Starbucks unveiled the high-priced and high-taste Clover brewing systems at several Seattle stores Tuesday and says more will follow, as part of a recent deal that set the coffee community abuzz.
The Clover is a complex brewing system that was once the domain of independent coffee makers and hard-core coffee fans. But Starbucks Corp. announced in April that it was acquiring Clover, made by The Coffee Equipment Co., in a deal with undisclosed terms.
The deal frustrated some independent coffee store owners because Starbucks said it would no longer sell the device to others, thereby cornering the market on one of the ultimate brewing systems for aficionados.
The Clover, which used to sell for about $11,000, makes one cup at a time and aims to coax out each of the hundreds of flavors known to reside in the average coffee bean. In addition to brewing a complex flavor, the by-the-cup versatility means a wider array of beans can be used — creating a top-shelf coffee menu of sorts.
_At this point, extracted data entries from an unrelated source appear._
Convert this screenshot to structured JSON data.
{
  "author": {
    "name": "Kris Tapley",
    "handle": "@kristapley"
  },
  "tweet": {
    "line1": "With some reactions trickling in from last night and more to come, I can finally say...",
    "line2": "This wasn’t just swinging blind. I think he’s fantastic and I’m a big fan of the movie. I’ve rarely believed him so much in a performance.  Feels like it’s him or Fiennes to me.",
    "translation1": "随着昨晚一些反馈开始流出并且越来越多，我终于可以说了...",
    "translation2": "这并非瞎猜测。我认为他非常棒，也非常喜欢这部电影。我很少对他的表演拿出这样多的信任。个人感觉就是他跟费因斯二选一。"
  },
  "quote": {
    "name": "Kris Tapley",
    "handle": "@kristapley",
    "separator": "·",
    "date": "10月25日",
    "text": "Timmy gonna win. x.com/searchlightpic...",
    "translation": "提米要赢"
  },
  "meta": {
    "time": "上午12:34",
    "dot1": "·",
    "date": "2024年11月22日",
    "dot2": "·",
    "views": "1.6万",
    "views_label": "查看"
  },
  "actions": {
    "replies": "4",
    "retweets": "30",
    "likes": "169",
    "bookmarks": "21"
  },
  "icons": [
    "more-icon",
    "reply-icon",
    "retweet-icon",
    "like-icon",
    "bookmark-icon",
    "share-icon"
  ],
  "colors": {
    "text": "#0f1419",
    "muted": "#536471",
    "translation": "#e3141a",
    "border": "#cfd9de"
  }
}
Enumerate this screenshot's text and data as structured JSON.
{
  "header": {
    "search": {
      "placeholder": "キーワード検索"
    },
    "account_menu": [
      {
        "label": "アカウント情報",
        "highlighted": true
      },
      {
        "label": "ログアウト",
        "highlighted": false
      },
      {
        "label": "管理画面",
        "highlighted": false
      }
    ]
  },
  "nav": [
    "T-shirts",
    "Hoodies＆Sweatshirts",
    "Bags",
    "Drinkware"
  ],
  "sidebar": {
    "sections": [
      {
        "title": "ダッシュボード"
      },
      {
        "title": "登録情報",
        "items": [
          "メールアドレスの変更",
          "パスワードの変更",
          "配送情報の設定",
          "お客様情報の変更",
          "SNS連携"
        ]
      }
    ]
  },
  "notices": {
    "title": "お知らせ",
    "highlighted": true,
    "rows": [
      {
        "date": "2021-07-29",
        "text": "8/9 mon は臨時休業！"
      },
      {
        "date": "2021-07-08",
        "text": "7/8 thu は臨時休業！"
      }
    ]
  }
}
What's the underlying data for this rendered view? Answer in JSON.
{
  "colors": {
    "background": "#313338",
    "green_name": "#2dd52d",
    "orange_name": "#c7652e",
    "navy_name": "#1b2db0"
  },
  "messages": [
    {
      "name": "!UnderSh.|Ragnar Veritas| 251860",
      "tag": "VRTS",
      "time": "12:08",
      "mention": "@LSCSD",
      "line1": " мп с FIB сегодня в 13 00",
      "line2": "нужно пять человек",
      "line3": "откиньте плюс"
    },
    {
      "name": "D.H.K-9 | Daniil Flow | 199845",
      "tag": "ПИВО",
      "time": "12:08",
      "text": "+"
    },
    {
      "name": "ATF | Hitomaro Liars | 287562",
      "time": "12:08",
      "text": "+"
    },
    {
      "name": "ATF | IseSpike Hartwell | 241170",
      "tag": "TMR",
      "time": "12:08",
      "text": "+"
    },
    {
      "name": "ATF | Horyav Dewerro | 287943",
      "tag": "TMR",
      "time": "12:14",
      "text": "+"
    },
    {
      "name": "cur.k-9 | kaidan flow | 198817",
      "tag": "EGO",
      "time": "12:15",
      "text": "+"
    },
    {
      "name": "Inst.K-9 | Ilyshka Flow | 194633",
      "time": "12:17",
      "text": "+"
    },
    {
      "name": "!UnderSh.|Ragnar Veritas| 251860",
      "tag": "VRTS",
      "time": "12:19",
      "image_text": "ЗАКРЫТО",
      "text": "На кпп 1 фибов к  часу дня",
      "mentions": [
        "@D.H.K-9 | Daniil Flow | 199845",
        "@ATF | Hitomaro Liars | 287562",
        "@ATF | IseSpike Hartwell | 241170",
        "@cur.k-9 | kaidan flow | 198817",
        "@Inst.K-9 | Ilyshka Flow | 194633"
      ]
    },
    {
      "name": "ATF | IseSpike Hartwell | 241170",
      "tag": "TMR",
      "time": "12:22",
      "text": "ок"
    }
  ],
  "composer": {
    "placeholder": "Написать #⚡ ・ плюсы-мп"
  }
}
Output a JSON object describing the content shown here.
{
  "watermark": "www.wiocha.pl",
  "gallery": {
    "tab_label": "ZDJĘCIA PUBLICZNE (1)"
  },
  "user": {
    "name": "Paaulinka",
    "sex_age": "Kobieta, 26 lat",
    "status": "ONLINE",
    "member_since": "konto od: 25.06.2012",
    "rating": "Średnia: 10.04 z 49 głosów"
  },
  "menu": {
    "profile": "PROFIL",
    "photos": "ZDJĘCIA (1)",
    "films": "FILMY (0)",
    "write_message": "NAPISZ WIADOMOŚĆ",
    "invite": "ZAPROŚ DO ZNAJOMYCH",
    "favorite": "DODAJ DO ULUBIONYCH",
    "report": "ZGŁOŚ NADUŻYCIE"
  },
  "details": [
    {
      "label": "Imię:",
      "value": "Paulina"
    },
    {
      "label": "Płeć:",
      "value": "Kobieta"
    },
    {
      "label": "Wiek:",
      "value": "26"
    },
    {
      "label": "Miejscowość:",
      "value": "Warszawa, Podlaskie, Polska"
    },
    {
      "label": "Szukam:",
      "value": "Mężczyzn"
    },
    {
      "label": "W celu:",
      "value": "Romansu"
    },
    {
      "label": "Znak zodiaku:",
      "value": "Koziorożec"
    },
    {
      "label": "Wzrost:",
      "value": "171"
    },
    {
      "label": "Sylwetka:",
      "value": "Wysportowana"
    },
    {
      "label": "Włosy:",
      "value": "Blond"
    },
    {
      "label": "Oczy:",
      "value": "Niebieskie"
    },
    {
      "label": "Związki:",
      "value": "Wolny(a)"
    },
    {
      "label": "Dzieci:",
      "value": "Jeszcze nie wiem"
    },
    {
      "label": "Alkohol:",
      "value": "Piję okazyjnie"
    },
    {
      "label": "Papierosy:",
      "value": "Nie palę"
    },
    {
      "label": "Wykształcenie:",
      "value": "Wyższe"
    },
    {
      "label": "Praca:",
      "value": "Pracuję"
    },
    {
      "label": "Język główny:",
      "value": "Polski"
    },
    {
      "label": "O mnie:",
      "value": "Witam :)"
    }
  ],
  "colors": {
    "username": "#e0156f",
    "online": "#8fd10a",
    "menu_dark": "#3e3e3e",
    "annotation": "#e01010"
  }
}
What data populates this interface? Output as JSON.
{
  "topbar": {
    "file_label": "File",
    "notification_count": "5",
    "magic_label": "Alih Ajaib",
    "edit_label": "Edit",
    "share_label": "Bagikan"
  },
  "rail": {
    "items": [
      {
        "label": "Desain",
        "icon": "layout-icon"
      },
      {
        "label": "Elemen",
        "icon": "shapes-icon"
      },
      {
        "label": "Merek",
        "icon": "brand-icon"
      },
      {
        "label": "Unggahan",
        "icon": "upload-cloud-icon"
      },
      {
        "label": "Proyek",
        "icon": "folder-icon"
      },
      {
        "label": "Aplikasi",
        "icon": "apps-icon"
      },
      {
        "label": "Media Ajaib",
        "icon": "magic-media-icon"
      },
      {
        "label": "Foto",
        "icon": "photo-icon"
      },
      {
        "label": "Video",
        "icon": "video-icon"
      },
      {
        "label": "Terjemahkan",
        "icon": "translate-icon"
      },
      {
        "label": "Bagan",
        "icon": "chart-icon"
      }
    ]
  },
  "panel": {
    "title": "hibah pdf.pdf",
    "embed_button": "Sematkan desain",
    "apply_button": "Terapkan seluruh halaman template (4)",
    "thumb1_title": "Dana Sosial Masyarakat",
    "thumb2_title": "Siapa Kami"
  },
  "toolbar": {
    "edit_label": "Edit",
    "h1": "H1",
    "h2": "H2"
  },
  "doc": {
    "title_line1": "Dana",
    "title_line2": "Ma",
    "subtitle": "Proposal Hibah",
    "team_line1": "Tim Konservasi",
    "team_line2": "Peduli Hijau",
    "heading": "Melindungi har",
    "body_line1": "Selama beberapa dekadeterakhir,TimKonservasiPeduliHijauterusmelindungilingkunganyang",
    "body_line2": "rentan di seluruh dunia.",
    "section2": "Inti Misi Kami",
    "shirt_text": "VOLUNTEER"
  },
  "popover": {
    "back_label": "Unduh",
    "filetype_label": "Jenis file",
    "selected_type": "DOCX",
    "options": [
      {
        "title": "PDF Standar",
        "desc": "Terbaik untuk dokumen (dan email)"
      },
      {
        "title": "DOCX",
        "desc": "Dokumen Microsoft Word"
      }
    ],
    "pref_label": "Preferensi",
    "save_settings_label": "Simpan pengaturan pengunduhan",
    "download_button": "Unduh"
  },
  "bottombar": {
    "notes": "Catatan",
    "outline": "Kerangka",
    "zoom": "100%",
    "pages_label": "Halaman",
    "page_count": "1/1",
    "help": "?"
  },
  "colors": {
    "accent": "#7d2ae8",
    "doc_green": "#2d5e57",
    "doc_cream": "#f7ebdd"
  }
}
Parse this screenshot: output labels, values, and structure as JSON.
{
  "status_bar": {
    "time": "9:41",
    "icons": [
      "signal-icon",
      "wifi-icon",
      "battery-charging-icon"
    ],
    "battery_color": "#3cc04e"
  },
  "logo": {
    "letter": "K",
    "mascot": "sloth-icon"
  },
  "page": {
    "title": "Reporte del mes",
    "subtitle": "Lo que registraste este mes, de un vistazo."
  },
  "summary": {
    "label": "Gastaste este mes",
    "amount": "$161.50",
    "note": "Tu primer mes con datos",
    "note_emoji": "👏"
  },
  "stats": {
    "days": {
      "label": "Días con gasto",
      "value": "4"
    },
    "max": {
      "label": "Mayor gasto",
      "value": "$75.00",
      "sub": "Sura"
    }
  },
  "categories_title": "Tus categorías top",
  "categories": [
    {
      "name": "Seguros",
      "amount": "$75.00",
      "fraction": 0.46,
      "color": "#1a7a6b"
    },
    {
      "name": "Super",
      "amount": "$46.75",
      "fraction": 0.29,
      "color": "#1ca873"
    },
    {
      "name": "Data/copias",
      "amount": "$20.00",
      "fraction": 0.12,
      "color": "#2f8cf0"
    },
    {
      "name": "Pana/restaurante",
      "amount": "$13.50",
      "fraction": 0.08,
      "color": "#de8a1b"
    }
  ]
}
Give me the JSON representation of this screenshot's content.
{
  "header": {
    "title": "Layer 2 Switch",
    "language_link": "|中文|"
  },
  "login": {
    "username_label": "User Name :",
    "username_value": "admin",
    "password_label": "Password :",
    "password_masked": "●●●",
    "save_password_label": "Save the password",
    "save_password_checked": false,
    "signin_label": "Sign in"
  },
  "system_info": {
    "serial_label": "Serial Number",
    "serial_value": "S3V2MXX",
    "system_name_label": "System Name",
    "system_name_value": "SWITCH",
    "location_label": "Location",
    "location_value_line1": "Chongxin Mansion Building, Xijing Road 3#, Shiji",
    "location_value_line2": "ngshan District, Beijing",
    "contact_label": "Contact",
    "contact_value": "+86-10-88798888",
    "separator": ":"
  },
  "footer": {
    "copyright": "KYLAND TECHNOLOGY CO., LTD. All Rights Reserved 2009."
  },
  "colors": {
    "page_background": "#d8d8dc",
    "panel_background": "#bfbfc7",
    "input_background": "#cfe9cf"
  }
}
Starbucks says the system is “one of the most significant innovations in coffee brewing since the introduction of the espresso machine” and says its introduction of the system with some small-batch beans is a “key initiative in transforming the company.”
It is one of several moves Seattle-based Starbucks has made recently to pump up its slumping business.
The company tested the product in a handful of stores this spring and summer and unveiled the system at 10 Seattle sites Tuesday. The company says it will add it to sites in Boston and San Francisco in the coming months. Starbucks will sell hot and iced versions of the coffee for $2 to $4. Stores will only brew Clover drinks from a menu of small-batch beans, which will rotate monthly.
“We committed to our customers that we would reinvent coffee and once they taste coffee brewed from the Clover we know they will want to come back for more,” Aimee Johnson, vice president of Starbucks Strategic Coffee Initiatives, said in a statement.
Shares of Starbucks fell by a penny to $15.51.